Finalement, Titus Brandsma aboutit au camp de concentration de Dachau. Dans cet enfer, il garda sa sérénité proverbiale, soutenant le moral des détenus, leur partageant sa maigre ration et les invitant à aimer leurs ennemis, car, disait-il: "eux aussi sont des enfants de Dieu, et peut-être quelque chose en est-il resté en eux." Mais les mauvais traitements le réduisirent rapidement à la dernière extrémité. C’est une ancienne catholique, infirmière, qui lui injecta la piqûre mortelle le 2 juillet 1942, tandis qu’il posait sur elle un regard de compassion qu’elle ne pourra plus jamais oublier. Voici le récit de la mort de Titus, racontée par un membre du carmel: 

– Le Bienheureux P. Titus Brandsma, au camp de Dachau, donna son pauvre Chapelet, fait en cachette avec des petits bouts de cuivre et de bois, à l’infirmière haïe et méprisée de tous les prisonniers qui devait lui injecter l’acide phénique. À Dachau, le médecin du camp parlait sarcastiquement de "l’injection de grâce".

– Je ne sais pas prier! fut la réponse irritée de la femme. Titus lui répondit avec douceur:

– Tu n’as pas besoin de dire tout le Je vous salue Marie; dit seulement: "Priez pour nous pécheurs".

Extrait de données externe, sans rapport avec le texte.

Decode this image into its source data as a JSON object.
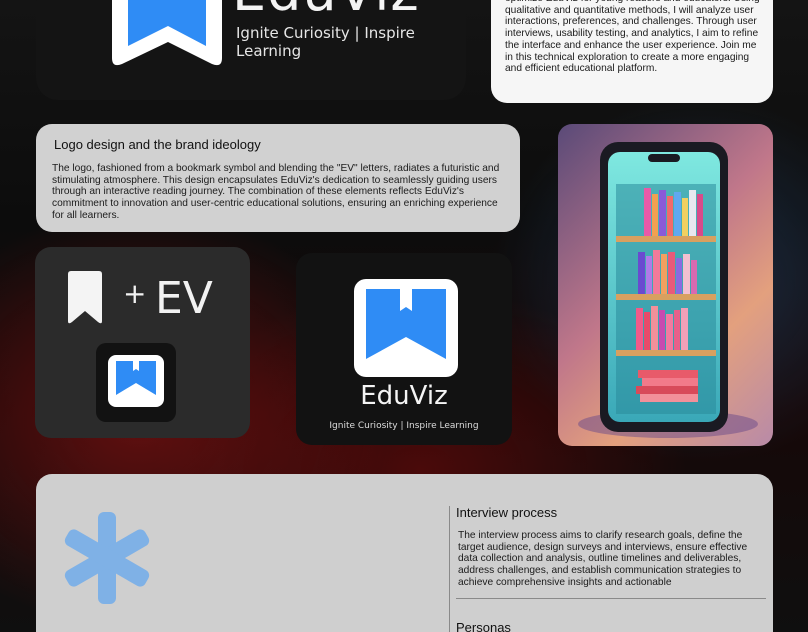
{
  "hero": {
    "wordmark": "EduViz",
    "tagline": "Ignite Curiosity | Inspire Learning"
  },
  "research": {
    "text": "optimize EduViz for young readers and educators. Using qualitative and quantitative methods, I will analyze user interactions, preferences, and challenges. Through user interviews, usability testing, and analytics, I aim to refine the interface and enhance the user experience. Join me in this technical exploration to create a more engaging and efficient educational platform."
  },
  "ideology": {
    "title": "Logo design and the brand ideology",
    "text": "The logo, fashioned from a bookmark symbol and blending the \"EV\" letters, radiates a futuristic and stimulating atmosphere. This design encapsulates EduViz's dedication to seamlessly guiding users through an interactive reading journey. The combination of these elements reflects EduViz's commitment to innovation and user-centric educational solutions, ensuring an enriching experience for all learners."
  },
  "equation": {
    "plus": "+",
    "letters": "EV",
    "icon": "bookmark-icon"
  },
  "biglogo": {
    "wordmark": "EduViz",
    "tagline": "Ignite Curiosity | Inspire Learning"
  },
  "illustration": {
    "icon": "phone-bookshelf-illustration"
  },
  "interview": {
    "title": "Interview process",
    "text": "The interview process aims to clarify research goals, define the target audience, design surveys and interviews, ensure effective data collection and analysis, outline timelines and deliverables, address challenges, and establish communication strategies to achieve comprehensive insights and actionable"
  },
  "personas": {
    "title": "Personas"
  },
  "colors": {
    "brand_blue": "#2f8cf5",
    "accent_asterisk": "#7fb1e6",
    "card_light": "#d1d1d1",
    "card_dark": "#141414"
  }
}
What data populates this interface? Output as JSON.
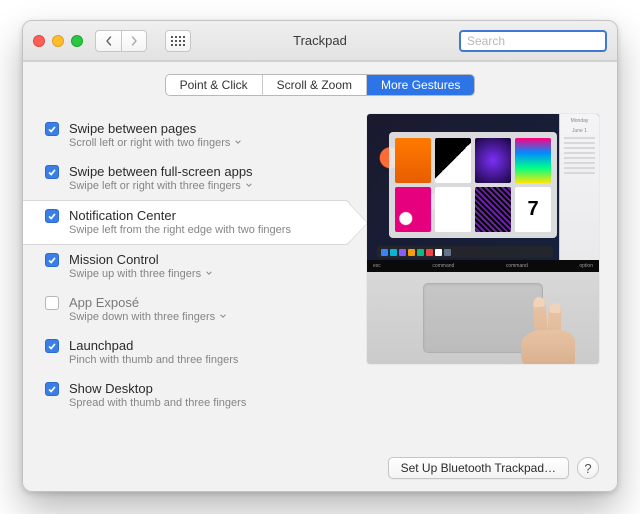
{
  "window": {
    "title": "Trackpad",
    "search_placeholder": "Search"
  },
  "tabs": [
    {
      "label": "Point & Click",
      "active": false
    },
    {
      "label": "Scroll & Zoom",
      "active": false
    },
    {
      "label": "More Gestures",
      "active": true
    }
  ],
  "options": {
    "swipe_pages": {
      "title": "Swipe between pages",
      "sub": "Scroll left or right with two fingers",
      "checked": true,
      "has_menu": true
    },
    "swipe_apps": {
      "title": "Swipe between full-screen apps",
      "sub": "Swipe left or right with three fingers",
      "checked": true,
      "has_menu": true
    },
    "notification_center": {
      "title": "Notification Center",
      "sub": "Swipe left from the right edge with two fingers",
      "checked": true,
      "has_menu": false,
      "selected": true
    },
    "mission_control": {
      "title": "Mission Control",
      "sub": "Swipe up with three fingers",
      "checked": true,
      "has_menu": true
    },
    "app_expose": {
      "title": "App Exposé",
      "sub": "Swipe down with three fingers",
      "checked": false,
      "has_menu": true
    },
    "launchpad": {
      "title": "Launchpad",
      "sub": "Pinch with thumb and three fingers",
      "checked": true,
      "has_menu": false
    },
    "show_desktop": {
      "title": "Show Desktop",
      "sub": "Spread with thumb and three fingers",
      "checked": true,
      "has_menu": false
    }
  },
  "preview": {
    "nc_day": "Monday",
    "nc_date": "June 1",
    "touchbar_left": "esc",
    "touchbar_keys": [
      "command",
      "command",
      "",
      "",
      "option"
    ]
  },
  "footer": {
    "bt_button": "Set Up Bluetooth Trackpad…",
    "help": "?"
  }
}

L'infirmière ne réussit plus à oublier le visage du prêtre âgé auquel elle avait donné la mort. Elle racontera ensuite: "Lui, il avait de la compassion pour moi!" Elle l’avait tué, mais il l’avait engendrée à la grâce.  

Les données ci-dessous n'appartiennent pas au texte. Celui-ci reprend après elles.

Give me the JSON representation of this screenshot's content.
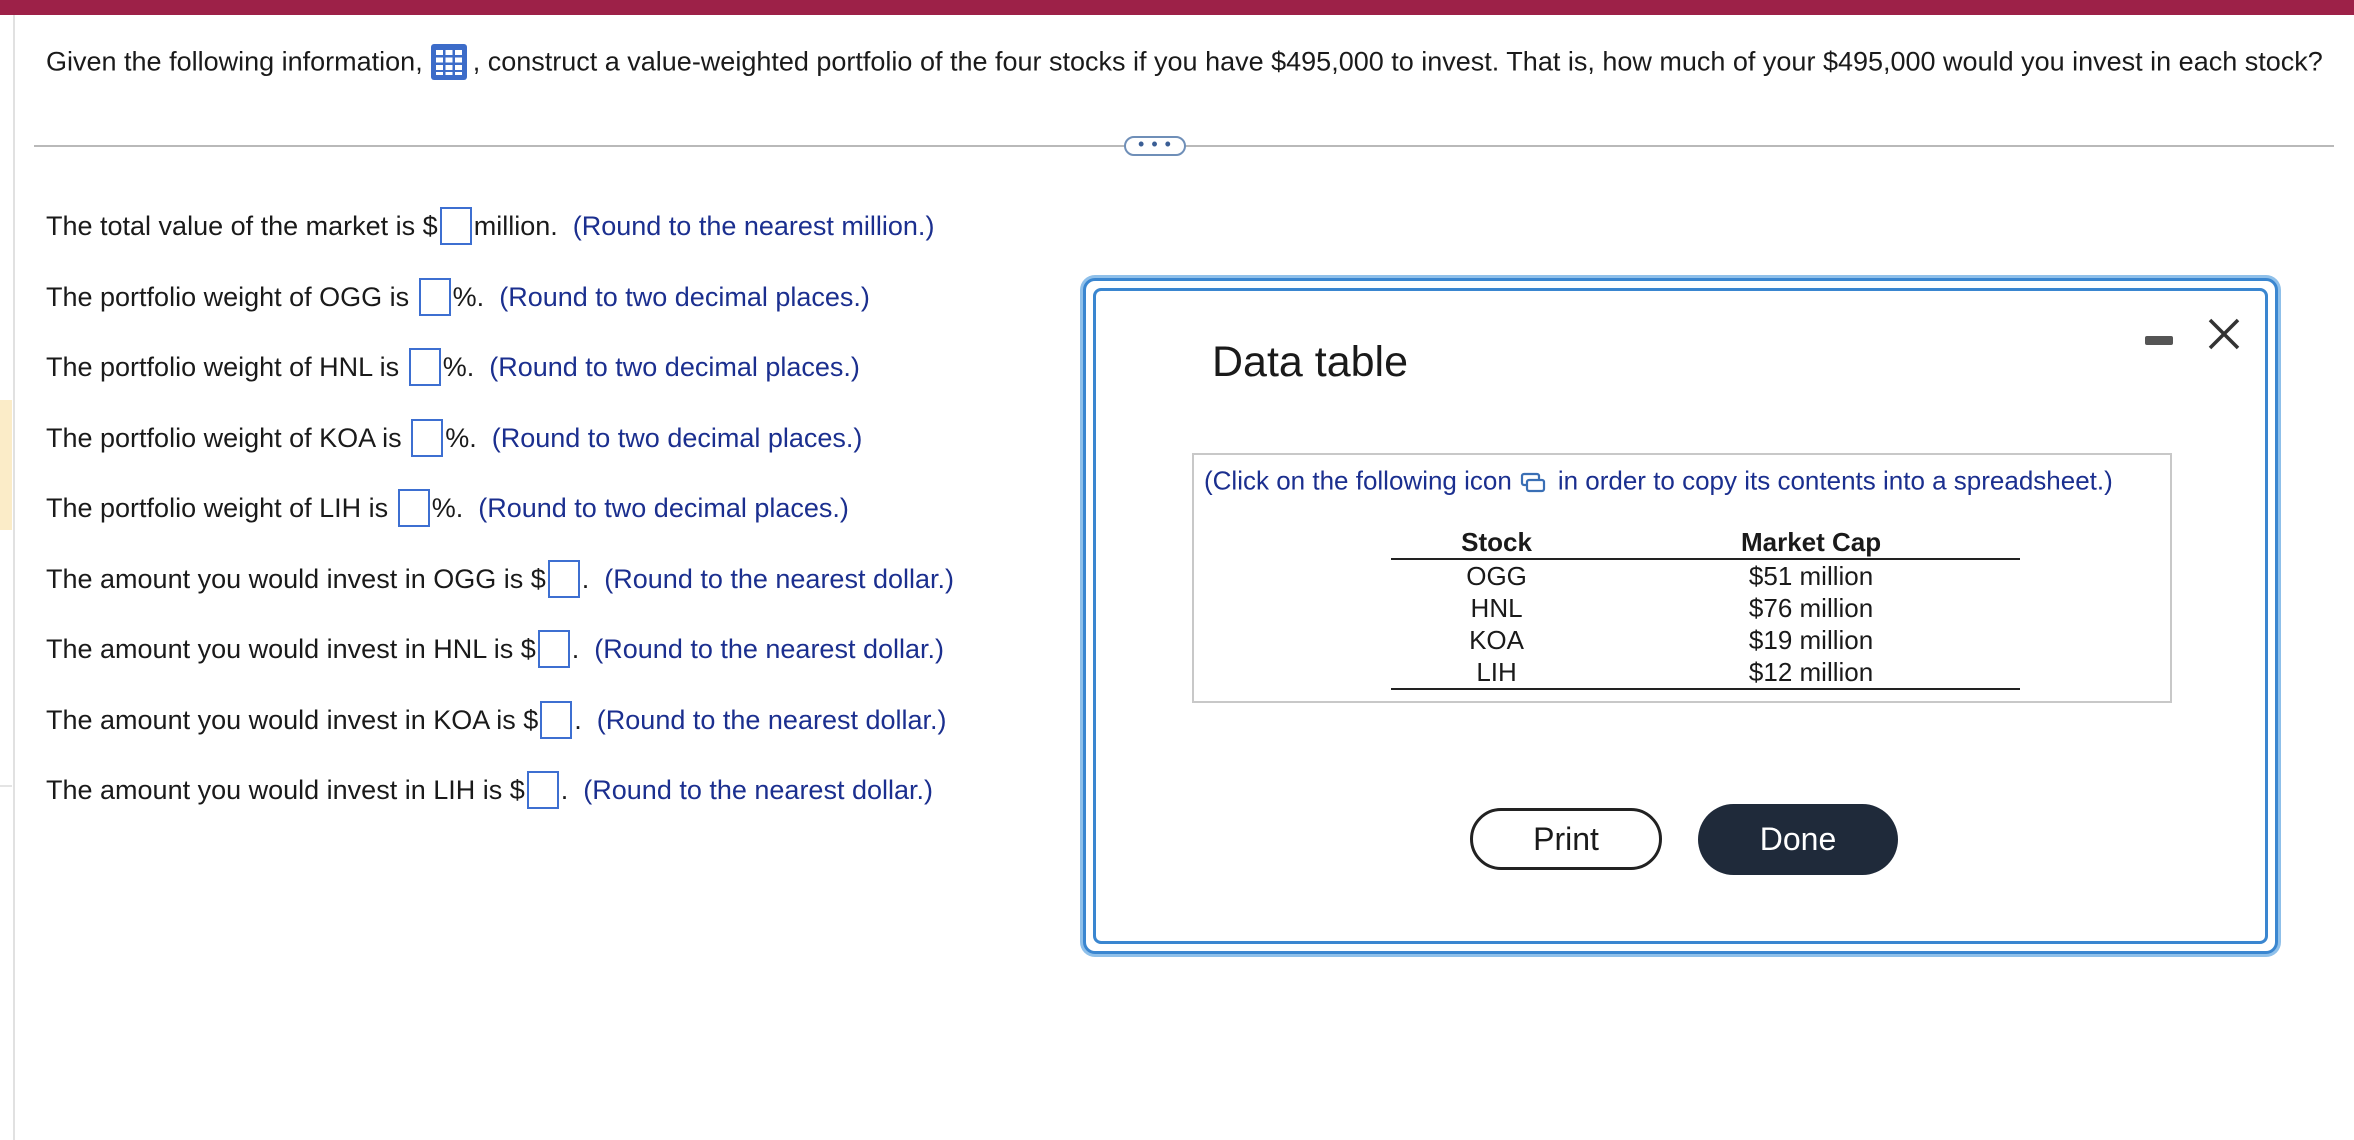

Voici un poème de Titus Brandsma 

Ô Jésus, lorsque je te contemple,
À nouveau je sens combien je t'aime
Et que ton cœur à toi m'aime aussi
Comme ton ami le plus intime.

Même si cela réclame plus de courage,
Oh! toute souffrance m'est bonne,
Parce que par elle je te ressemble
Et c'est la voie vers ton Royaume.

Je suis heureux dans ma douleur
Qui pour moi n'est plus douleur,
Mais mon lot choisi entre tous,
Qui m'unit à toi, mon Dieu.

Oh! laisse-moi seul et silencieux,
Dans toute froideur qui m'environne,
Et que personne ne m'approche,
Jamais je ne serai las d'être seul.

Parce que, Jésus, tu es avec moi,
Jamais je n'ai été plus proche de toi.
Reste avec moi, reste, doux Jésus,
Ta présence, pour moi, compense tout.